2. Use multiple shallow cuts. Don’t try to hog out everything in one pass. In some cases you may want to use table saw to cut away a bevel to remove waste before routing…

Good Luck!

Be Careful!

Herb

-- Herb, Florida - Here's why I close most messages with "Be Careful!" http://lumberjocks.com/HerbC/blog/17090

View gfadvm's profile

gfadvm

10980 posts in 1356 days


#6 posted 07-19-2012 02:37 AM

I’m not proud of this, but I have the little Ryobi in my table and it just won’t die so I can upgrade it! The largest bit I use is a 1/2” roundover and it handles that fine.

-- " I'll try to be nicer, if you'll try to be smarter" gfadvm

View MonteCristo's profile

MonteCristo

2097 posts in 854 days


#7 posted 07-19-2012 02:38 AM

AngieO – big router bits should not be spun as fast as smaller diameter ones. There are recommended speeds in lots of ww books. As NiteWalker says, light cuts are best, especially if the router is only 1.75 HP. Some of the smaller routers are single speed, however, usually about 25,000 RPM – too fast for big bits.

Also, most recommend using big bits in a router table. This is a control issue. Some routers have “soft start” whereby they spin slow for a second before they go to full speed. This means that starting the router with a bigger than normal bit isn’t going to try and torque the router out of your hands the same. This makes freehand routing with a bigger bit safer, at least on startup.

-- Dwight - "Free legal advice available - contact Dewey, Cheetam & Howe""

View Loren's profile

Loren

7623 posts in 2314 days


#8 posted 07-19-2012 02:45 AM

Yes, a 1.75 hp router is fine as long as you aren’t doing hogging
cuts with large diameter bits.

I used a router table with a 1.75 hp Milwaukee motor in it
for a few years and would occasionally raise panels with it,
for which it worked fine but required more passes probably
than a bigger router would have. It wasn’t a big deal.

You get up about 2hp with routers and you’re dealing
with machines for making hogging cuts. The speed of
making such deep cuts matters in professional settings,
but if you’re taking your time and doing woodworking
for fun you probably don’t need that much power –
and it comes with added weight and often a less
balanced feel.

-- http://lawoodworking.com

View mIps's profile

mIps

174 posts in 720 days


#9 posted 10-12-2012 02:19 AM

Angie, I also have a craftsman 1 3/4 hp router. Mine is fixed base. Is your stiff raising and lowering the bit?
Herb: External speed control? where can I learn more?

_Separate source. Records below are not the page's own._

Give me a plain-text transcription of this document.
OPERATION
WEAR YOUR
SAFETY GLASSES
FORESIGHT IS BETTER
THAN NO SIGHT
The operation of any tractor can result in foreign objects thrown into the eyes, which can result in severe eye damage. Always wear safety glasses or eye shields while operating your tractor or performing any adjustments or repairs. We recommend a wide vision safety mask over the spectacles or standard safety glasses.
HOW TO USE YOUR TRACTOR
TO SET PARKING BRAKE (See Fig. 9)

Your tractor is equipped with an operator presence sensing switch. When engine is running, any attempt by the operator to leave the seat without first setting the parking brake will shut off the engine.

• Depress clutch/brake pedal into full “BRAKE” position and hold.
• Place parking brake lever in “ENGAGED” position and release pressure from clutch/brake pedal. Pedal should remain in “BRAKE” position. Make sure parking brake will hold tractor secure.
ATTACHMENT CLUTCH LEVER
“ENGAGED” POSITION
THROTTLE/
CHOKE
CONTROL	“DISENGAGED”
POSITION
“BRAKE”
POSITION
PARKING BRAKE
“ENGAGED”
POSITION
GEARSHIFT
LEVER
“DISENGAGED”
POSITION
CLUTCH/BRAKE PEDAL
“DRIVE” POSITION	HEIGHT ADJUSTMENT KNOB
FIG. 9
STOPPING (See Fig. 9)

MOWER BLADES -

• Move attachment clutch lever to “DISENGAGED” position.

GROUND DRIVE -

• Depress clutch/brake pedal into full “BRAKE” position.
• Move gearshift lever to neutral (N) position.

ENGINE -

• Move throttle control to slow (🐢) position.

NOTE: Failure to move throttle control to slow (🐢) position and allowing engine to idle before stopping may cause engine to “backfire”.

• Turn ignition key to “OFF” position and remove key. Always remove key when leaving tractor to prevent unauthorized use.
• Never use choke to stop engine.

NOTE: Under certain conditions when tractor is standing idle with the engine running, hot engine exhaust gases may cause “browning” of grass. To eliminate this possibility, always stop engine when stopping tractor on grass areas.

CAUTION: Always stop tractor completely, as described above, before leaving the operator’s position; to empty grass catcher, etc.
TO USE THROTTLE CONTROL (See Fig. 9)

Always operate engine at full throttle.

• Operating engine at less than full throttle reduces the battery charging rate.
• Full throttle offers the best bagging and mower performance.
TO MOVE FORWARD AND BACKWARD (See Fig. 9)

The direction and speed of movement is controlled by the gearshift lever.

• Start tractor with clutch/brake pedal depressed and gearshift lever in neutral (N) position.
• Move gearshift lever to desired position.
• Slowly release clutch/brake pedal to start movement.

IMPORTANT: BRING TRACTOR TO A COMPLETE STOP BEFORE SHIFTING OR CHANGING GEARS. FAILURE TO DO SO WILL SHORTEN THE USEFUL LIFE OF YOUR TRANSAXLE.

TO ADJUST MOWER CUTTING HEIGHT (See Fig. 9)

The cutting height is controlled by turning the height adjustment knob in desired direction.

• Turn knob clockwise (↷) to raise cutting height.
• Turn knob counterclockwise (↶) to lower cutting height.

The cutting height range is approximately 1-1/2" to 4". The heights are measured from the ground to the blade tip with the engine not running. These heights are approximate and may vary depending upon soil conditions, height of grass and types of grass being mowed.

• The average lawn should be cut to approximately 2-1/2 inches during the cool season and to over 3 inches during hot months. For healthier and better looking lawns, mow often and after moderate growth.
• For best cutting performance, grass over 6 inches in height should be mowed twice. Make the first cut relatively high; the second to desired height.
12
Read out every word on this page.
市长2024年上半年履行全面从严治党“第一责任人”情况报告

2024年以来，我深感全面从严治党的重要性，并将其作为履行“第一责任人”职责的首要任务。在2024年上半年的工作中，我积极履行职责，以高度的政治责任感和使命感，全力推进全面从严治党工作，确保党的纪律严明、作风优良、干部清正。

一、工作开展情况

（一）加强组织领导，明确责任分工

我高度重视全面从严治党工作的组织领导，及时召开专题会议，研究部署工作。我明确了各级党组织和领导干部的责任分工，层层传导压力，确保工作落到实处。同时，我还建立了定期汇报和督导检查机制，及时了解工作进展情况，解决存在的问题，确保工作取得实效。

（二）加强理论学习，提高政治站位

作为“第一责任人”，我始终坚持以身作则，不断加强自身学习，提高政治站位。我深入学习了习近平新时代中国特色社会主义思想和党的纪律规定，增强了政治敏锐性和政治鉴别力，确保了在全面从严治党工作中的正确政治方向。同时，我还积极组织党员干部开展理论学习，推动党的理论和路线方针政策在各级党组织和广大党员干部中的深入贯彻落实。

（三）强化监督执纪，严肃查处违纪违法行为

-- Be honest, honorable, kind, work hard, and generally be awesome.

View oldnovice's profile

oldnovice

3774 posts in 2034 days


#10 posted 10-12-2012 04:14 AM

I have a PC 690 with variable speed and have no problems cutiing anything from Plexiglas to 100 year old oak (very hard stuff)!

Don’t tell anyone but I have also cut aluminum and brass thin stock with ease using 1/4” milling cutters!

-- "I never met a board I didn't like!"